Since 2002, he has spent more than $5,000 to keep them there, which "may be more than they are all worth," he concedes. "But there is a sentimental attachment and I associate them with places I've been, people I know."
Accountant Jennifer Kimball, who is studying for a master's degree in English, and policy analyst Matt Cail, who has a pair of master's degrees, call themselves "huge bibliophiles." Thus their chief requirement when condo shopping two years ago was enough wall space for shelves to hold their books. Already they have run out of space in their Alexandria flat. "Next year we will start looking for a house to buy that has room for children," she says. And books.
(Excerpt) Read more at washingtonpost.com ...
Hmmm... ping... give it a few more years and we'll have this problem I think...
My wife refuses to go "garage saleing" with me anymore because I always buy several books.
On those rarer than rare occasions that we actually do go to a garage sale, she adminishes "No books! Gottit?" before we get out of the car.
It never works.
I had to force the wife to at least dump the paperbacks. It was difficult, but when the truck is half taken up with heavy boxes of books, you gotta put your foot down.
When my wife and I married nine years ago this summer and moved to our new home, it took over two one-ton flat bed truck loads to move our books to the new house from our two previous houses. Since then, I've gotten rid of some old paperbacks from thirty years ago, but we have gotten around to some serious purchasing. I have no fear of tornados -- our home can't be lifted from its foundations.
I was immediately and subconsciously suspicious...
...with a partner
My suspicions were confirmed three words later.

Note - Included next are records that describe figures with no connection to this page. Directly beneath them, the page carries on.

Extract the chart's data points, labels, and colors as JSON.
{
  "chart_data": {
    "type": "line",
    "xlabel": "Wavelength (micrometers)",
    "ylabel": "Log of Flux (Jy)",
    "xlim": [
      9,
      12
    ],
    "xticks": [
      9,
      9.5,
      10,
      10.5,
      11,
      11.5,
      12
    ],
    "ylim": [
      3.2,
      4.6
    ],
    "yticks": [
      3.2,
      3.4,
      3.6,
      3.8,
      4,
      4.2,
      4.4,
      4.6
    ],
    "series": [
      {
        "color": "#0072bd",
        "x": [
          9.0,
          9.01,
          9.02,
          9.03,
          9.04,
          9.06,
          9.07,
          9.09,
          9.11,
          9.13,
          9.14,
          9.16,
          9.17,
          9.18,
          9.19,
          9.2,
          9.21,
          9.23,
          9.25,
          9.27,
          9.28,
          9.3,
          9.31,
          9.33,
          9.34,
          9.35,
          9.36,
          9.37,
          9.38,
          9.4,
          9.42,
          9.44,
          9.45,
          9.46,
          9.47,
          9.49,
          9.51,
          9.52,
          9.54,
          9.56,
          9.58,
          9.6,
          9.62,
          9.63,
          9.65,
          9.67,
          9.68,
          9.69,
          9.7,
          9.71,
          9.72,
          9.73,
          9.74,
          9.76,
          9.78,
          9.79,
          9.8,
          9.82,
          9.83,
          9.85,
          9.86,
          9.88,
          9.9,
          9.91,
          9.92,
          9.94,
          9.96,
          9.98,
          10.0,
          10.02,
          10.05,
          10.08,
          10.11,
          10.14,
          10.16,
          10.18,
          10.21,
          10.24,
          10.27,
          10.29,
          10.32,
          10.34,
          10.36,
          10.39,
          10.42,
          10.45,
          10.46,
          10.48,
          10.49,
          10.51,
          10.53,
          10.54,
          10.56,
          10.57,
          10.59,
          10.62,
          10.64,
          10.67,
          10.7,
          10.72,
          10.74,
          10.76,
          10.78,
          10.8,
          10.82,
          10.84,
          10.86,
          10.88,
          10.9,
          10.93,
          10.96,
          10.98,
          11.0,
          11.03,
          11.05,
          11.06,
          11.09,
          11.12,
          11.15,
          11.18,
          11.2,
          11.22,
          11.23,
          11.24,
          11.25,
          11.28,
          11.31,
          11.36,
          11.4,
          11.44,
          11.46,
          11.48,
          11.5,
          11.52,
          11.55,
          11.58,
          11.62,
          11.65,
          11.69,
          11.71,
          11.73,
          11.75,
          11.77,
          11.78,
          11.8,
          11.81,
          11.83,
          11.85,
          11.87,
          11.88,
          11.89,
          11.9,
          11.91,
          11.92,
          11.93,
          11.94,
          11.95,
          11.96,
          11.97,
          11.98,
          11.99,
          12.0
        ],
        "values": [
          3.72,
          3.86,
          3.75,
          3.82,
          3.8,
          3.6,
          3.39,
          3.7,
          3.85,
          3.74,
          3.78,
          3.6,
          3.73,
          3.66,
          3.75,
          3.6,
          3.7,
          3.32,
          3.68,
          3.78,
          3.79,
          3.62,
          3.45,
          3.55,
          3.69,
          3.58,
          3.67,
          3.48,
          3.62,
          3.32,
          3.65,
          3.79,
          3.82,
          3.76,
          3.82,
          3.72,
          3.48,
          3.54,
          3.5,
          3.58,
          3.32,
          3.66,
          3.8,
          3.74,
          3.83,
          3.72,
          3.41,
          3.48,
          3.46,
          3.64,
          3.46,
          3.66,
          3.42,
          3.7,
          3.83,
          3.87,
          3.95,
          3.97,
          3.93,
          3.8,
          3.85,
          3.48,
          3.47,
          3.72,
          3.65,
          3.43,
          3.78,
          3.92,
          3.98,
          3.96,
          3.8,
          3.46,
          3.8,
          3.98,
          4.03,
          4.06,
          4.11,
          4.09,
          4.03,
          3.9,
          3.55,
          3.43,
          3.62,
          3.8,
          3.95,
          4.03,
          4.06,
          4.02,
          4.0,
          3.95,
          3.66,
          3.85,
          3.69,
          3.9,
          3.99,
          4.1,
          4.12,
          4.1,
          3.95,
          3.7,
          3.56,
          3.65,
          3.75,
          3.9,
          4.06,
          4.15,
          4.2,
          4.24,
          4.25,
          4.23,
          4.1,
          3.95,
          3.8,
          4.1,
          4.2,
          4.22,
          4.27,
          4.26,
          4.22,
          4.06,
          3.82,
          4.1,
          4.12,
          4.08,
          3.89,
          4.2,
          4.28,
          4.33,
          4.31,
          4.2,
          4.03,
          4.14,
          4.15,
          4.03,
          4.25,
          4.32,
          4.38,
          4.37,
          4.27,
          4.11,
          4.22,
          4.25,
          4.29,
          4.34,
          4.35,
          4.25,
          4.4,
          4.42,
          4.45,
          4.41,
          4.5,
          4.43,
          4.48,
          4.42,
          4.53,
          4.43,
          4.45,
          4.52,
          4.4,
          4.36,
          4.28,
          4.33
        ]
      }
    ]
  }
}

Penguin paperbacks suck. I'll find a copy of the book I'm looking for online in a used bookstore in the UK before I purchase a new one here.
O C D
I used to be. However, years ago I was running out of shelf space and starting thinking that it was a shame these good books were sitting on a shelf and not being read. (I had already read all of them). So, I decided to donate them to my local library. I delivered about 2000 books and they were thrilled to get them. Now I know lots of people are getting the enjoyment out of the books that I got and I can still go check out any of them whenever I want. A win/win situation. Now I deliver a couple of boxes to the library ever two years or so, whenever shelf space starts getting tight.

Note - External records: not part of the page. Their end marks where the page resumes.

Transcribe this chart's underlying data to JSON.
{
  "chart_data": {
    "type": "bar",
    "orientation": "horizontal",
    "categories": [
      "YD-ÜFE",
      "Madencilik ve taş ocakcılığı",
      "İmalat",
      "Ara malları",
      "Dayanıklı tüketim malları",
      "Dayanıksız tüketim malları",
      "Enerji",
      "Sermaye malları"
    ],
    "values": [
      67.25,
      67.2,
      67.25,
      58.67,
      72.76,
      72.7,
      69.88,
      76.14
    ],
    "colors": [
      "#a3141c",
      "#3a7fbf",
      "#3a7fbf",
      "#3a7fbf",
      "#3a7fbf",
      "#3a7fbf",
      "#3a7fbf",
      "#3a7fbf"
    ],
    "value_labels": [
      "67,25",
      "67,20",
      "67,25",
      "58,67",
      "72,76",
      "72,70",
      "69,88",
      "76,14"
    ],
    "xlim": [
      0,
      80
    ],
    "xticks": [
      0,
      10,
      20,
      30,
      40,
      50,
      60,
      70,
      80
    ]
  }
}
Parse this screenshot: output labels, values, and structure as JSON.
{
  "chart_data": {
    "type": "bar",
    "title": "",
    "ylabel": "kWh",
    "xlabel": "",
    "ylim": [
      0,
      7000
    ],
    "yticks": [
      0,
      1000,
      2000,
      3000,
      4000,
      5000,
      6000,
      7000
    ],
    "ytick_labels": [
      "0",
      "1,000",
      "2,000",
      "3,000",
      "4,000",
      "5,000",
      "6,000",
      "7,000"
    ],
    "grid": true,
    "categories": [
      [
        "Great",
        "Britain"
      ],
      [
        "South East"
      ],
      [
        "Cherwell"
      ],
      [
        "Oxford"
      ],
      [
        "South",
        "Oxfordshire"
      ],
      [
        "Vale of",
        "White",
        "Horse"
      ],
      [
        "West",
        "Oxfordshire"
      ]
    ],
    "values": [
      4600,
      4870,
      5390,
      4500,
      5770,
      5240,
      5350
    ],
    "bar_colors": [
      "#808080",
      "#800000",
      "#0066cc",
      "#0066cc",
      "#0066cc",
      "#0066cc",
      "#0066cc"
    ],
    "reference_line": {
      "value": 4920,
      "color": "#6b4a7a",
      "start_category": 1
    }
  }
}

Those Penguin editions collapse after one or two readings.
Bookcases in every room with books appropriate to the room (like 200 plus cookbooks in the kitchen, art books in the living room, garden books in the sun room, how too books in the bathroom etc).
File boxes of books under beds clearly labeled.

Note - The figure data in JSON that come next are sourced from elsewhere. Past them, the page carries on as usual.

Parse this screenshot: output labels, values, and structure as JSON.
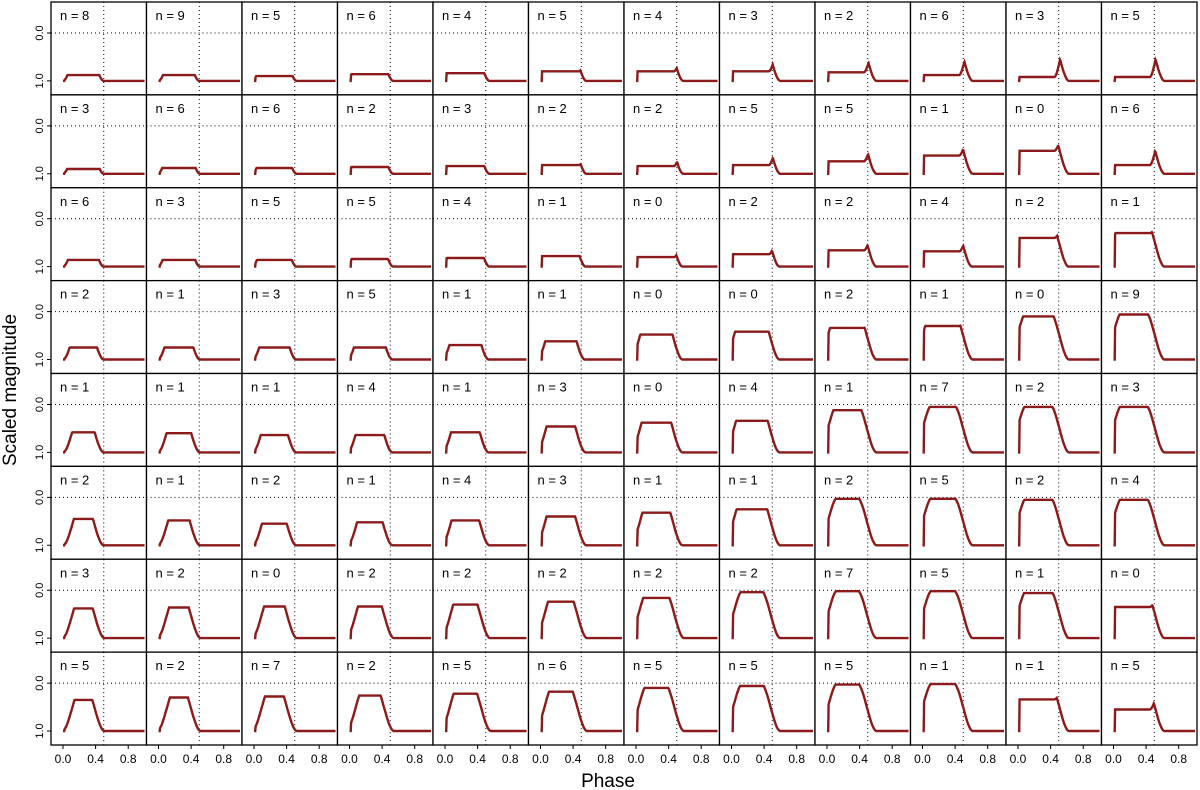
{
  "chart_data": {
    "type": "line",
    "layout": "grid of small-multiple light curves, 8 rows x 12 columns",
    "xlabel": "Phase",
    "ylabel": "Scaled magnitude",
    "xlim": [
      0.0,
      1.0
    ],
    "ylim": [
      1.0,
      0.0
    ],
    "y_reversed": true,
    "xticks": [
      "0.0",
      "0.4",
      "0.8"
    ],
    "yticks": [
      "0.0",
      "1.0"
    ],
    "reference_lines": {
      "y": 0.0,
      "x": 0.5,
      "style": "dotted"
    },
    "line_color": "#8b1a1a",
    "panel_labels": [
      [
        "n = 8",
        "n = 9",
        "n = 5",
        "n = 6",
        "n = 4",
        "n = 5",
        "n = 4",
        "n = 3",
        "n = 2",
        "n = 6",
        "n = 3",
        "n = 5"
      ],
      [
        "n = 3",
        "n = 6",
        "n = 6",
        "n = 2",
        "n = 3",
        "n = 2",
        "n = 2",
        "n = 5",
        "n = 5",
        "n = 1",
        "n = 0",
        "n = 6"
      ],
      [
        "n = 6",
        "n = 3",
        "n = 5",
        "n = 5",
        "n = 4",
        "n = 1",
        "n = 0",
        "n = 2",
        "n = 2",
        "n = 4",
        "n = 2",
        "n = 1"
      ],
      [
        "n = 2",
        "n = 1",
        "n = 3",
        "n = 5",
        "n = 1",
        "n = 1",
        "n = 0",
        "n = 0",
        "n = 2",
        "n = 1",
        "n = 0",
        "n = 9"
      ],
      [
        "n = 1",
        "n = 1",
        "n = 1",
        "n = 4",
        "n = 1",
        "n = 3",
        "n = 0",
        "n = 4",
        "n = 1",
        "n = 7",
        "n = 2",
        "n = 3"
      ],
      [
        "n = 2",
        "n = 1",
        "n = 2",
        "n = 1",
        "n = 4",
        "n = 3",
        "n = 1",
        "n = 1",
        "n = 2",
        "n = 5",
        "n = 2",
        "n = 4"
      ],
      [
        "n = 3",
        "n = 2",
        "n = 0",
        "n = 2",
        "n = 2",
        "n = 2",
        "n = 2",
        "n = 2",
        "n = 7",
        "n = 5",
        "n = 1",
        "n = 0"
      ],
      [
        "n = 5",
        "n = 2",
        "n = 7",
        "n = 2",
        "n = 5",
        "n = 6",
        "n = 5",
        "n = 5",
        "n = 5",
        "n = 1",
        "n = 1",
        "n = 5"
      ]
    ],
    "secondary_minimum_depth": [
      [
        0.88,
        0.88,
        0.9,
        0.86,
        0.84,
        0.8,
        0.8,
        0.8,
        0.82,
        0.88,
        0.92,
        0.92
      ],
      [
        0.9,
        0.88,
        0.88,
        0.86,
        0.84,
        0.82,
        0.84,
        0.82,
        0.74,
        0.62,
        0.52,
        0.82
      ],
      [
        0.86,
        0.86,
        0.86,
        0.84,
        0.82,
        0.78,
        0.8,
        0.74,
        0.66,
        0.68,
        0.4,
        0.3
      ],
      [
        0.75,
        0.75,
        0.75,
        0.75,
        0.7,
        0.62,
        0.48,
        0.42,
        0.34,
        0.3,
        0.1,
        0.06
      ],
      [
        0.58,
        0.6,
        0.64,
        0.64,
        0.58,
        0.46,
        0.38,
        0.34,
        0.12,
        0.05,
        0.05,
        0.05
      ],
      [
        0.45,
        0.48,
        0.55,
        0.52,
        0.48,
        0.4,
        0.32,
        0.25,
        0.03,
        0.03,
        0.05,
        0.05
      ],
      [
        0.38,
        0.36,
        0.34,
        0.34,
        0.3,
        0.24,
        0.16,
        0.04,
        0.02,
        0.02,
        0.06,
        0.35
      ],
      [
        0.35,
        0.3,
        0.28,
        0.26,
        0.22,
        0.18,
        0.1,
        0.06,
        0.03,
        0.02,
        0.34,
        0.55
      ]
    ],
    "flat_top_width": [
      [
        0.0,
        0.0,
        0.05,
        0.08,
        0.1,
        0.14,
        0.18,
        0.22,
        0.24,
        0.26,
        0.28,
        0.28
      ],
      [
        0.0,
        0.02,
        0.05,
        0.08,
        0.1,
        0.14,
        0.18,
        0.22,
        0.24,
        0.26,
        0.28,
        0.28
      ],
      [
        0.0,
        0.02,
        0.05,
        0.08,
        0.1,
        0.12,
        0.16,
        0.2,
        0.24,
        0.24,
        0.27,
        0.28
      ],
      [
        0.0,
        0.02,
        0.04,
        0.06,
        0.08,
        0.1,
        0.16,
        0.2,
        0.24,
        0.26,
        0.28,
        0.28
      ],
      [
        0.0,
        0.02,
        0.04,
        0.06,
        0.08,
        0.12,
        0.16,
        0.2,
        0.24,
        0.26,
        0.28,
        0.28
      ],
      [
        0.0,
        0.02,
        0.04,
        0.06,
        0.1,
        0.14,
        0.16,
        0.22,
        0.24,
        0.26,
        0.28,
        0.28
      ],
      [
        0.02,
        0.04,
        0.06,
        0.1,
        0.12,
        0.16,
        0.2,
        0.22,
        0.24,
        0.26,
        0.28,
        0.28
      ],
      [
        0.02,
        0.04,
        0.06,
        0.1,
        0.14,
        0.16,
        0.2,
        0.22,
        0.24,
        0.26,
        0.28,
        0.28
      ]
    ]
  }
}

MORE file boxes of books in the attic (cheap paperbacks, but I browse through them all the time for fun reads).
Oh yeah, and walls of books in my office.
And the horror is books are really cheap at Goodwill. And I really do need one more cookbook...
I bet that was one of those "you gotta be kidding me" moments.
I am in an apartment and do not have the space for all of the shelves I would need for my books. I need to box up those I am not referencing regularly.
Good thing is I can always rotate what are on the shelves and rediscover some books I've bought but haven't had time to read. Or want to reread.
My wife considers any garage sale Saturday a waste if we don't find a few books. We just gave away several hundred and it didn't make a dent.
That's what The Lock Up is for.
Well put. I have books stacked two deep on shelves in my house. Very relaxing to pick up an old paperback on a rainy day.
Easier to find time to read now that the kids are getting older. When they were little, my book collection sat unread for quite awhile. Just no time then.
I love Dunning's books! I would love to have his first book in a 1st. I have the other's signed and in 1st. Don't tell me you have his 1st book because I would be really jealous. Dunning has a web page and a book store online.